Shafick Emmambokus

 The bright white lights, some with a blue-ish tint, emitted from headlights of both cars and motor-cycles, are a real menace to road users during night-time driving and with it, comes a complete disregard to road safety.

I take issue with this and I have discovered that I am not alone. I have spoken to many fellow road users and members of the public and found that almost all of them concur with me. And like me, they all feel that it is now high time we have a serious debate on this and have it addressed – especially at a time when road accidents are happening at an alarming rate.

According to the Road Transport and Road Traffic Accidents Statistics of Mauritius, during the period of January to June 2017, there had been 15,037 road accidents, of which sixty-nine were fatal. I believe by now, this must be on the increase rather than the other way round. One death is always one too many and here we are talking about sixty-nine and may even be more. This, precisely, is the more reason why the authority or authorities concerned should aim at reducing accidents on our roads and therefore recognise the use of this kind of headlights as being an added risk we can do without and therefore have it banned altogether with strict and punitive measures taken against drivers who flout the rules.

These modern headlights found on our cars these days use a kind of bulbs which are known as xenon High Intensity Discharge (HID) or Light-Emitting Diodes (LED) lamps. They produce a stronger, brighter and whiter light than the most common halogen one and can produce a dangerously dazzling effect at whosoever this light is projected. This is known as ‘headlight blinding’. Most modern cars nowadays are fitted with either of them and are, paradoxically, considered to be safe.

But there are also many with similar headlights fitted by inept car enthusiasts, using the so called after market HID conversion kits and it is these cars that are the worse menace. If road safety is to be taken seriously, then they must be banned from the road altogether.

Worse of all are those cars driven with their headlights turned on at full beam at the time when they must be dipped down. This can cause momentary blindness to drivers coming on the opposite direction, which as a result, can trigger accidents. Let alone headlights, some drivers even drive with the fog lights on even though there may be no fog. One wonders why? This is no other than sheer arrogance on their part and lack of consideration for others. They see this as ‘class’ when in fact it is ‘crass’.

There can be no better reason to believe that these strong headlights are hazardous than to hear what the experts/academics have to say….Dr Peter Hellig, a professor of Ophthalmology at the University of Vienna has reported that glare may make us wince and inadvertently shut our eyes. This, obviously, may then cause a split-second blindness which is enough to make the driver lose control and cause an accident. Another professor of Ophthalmology, Dr John Marshall at University College London has come up with the finding that- “at night the pupils open wider to let more lights in. At this point, when the eye meets a headlamp, the individual gets more ‘scatter’ and can’t see”…These are advices we can’t afford to ignore….One can therefore imagine how bad it must be for drivers who have cataract or who suffer from glaucoma and other eye conditions.

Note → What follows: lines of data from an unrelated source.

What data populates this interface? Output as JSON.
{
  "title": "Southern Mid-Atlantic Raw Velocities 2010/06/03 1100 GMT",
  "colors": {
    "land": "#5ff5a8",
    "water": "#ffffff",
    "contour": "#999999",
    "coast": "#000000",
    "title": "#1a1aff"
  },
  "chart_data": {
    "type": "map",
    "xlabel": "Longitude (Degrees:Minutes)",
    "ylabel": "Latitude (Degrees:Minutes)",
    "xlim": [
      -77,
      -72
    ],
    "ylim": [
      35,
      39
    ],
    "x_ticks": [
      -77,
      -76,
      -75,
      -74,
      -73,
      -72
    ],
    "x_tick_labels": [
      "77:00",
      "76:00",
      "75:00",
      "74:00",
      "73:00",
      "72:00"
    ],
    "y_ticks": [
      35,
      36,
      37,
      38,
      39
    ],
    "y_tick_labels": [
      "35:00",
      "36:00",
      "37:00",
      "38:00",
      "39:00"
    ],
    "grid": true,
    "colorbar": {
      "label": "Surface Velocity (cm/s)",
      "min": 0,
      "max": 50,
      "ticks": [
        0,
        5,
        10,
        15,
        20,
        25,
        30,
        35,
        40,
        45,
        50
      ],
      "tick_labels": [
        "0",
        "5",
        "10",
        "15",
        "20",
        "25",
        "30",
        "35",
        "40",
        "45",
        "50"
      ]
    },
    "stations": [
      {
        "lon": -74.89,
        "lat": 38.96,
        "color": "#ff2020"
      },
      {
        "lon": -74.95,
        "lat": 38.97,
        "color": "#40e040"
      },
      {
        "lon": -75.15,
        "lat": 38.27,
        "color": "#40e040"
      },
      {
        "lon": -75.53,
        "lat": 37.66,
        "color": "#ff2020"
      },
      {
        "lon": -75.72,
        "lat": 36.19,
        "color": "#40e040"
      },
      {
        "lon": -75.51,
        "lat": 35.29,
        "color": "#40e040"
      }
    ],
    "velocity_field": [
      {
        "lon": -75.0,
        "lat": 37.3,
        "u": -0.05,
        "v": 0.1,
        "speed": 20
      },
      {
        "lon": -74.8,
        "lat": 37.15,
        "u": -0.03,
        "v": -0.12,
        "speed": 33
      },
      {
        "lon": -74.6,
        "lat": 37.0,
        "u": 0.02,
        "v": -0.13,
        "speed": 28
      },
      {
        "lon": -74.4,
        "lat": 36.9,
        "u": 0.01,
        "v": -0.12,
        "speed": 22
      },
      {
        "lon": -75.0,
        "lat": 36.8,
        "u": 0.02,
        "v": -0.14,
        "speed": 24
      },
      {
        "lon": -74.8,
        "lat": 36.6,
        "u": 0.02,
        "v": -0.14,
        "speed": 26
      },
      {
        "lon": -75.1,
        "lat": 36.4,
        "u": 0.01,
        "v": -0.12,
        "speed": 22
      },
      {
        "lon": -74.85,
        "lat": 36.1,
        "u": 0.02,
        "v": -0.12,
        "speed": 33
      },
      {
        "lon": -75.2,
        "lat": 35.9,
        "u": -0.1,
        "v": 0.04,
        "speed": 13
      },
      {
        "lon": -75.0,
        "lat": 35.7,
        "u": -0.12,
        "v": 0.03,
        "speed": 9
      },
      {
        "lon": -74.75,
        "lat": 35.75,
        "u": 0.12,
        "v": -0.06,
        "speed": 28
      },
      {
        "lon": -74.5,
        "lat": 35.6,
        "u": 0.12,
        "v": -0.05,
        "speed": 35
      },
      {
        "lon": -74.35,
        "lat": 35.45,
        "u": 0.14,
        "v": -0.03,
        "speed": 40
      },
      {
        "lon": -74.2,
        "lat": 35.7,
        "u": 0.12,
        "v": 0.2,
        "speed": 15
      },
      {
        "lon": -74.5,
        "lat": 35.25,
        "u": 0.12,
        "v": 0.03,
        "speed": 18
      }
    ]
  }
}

To wrap it all up, there are enough good reasons to convince us that these vehicles, both motor cars and motor bikes, fitted with these nasty sharp white headlights are a real danger to road users and can even cause death. It is therefore precisely for these very reasons that those in authority, whose remit this comes under (possibly the Road Safety Co-ordinator), need to take heed of warnings and get tough on perpetrators of this offence.

This is serious and not a ‘storm in a tea cup’.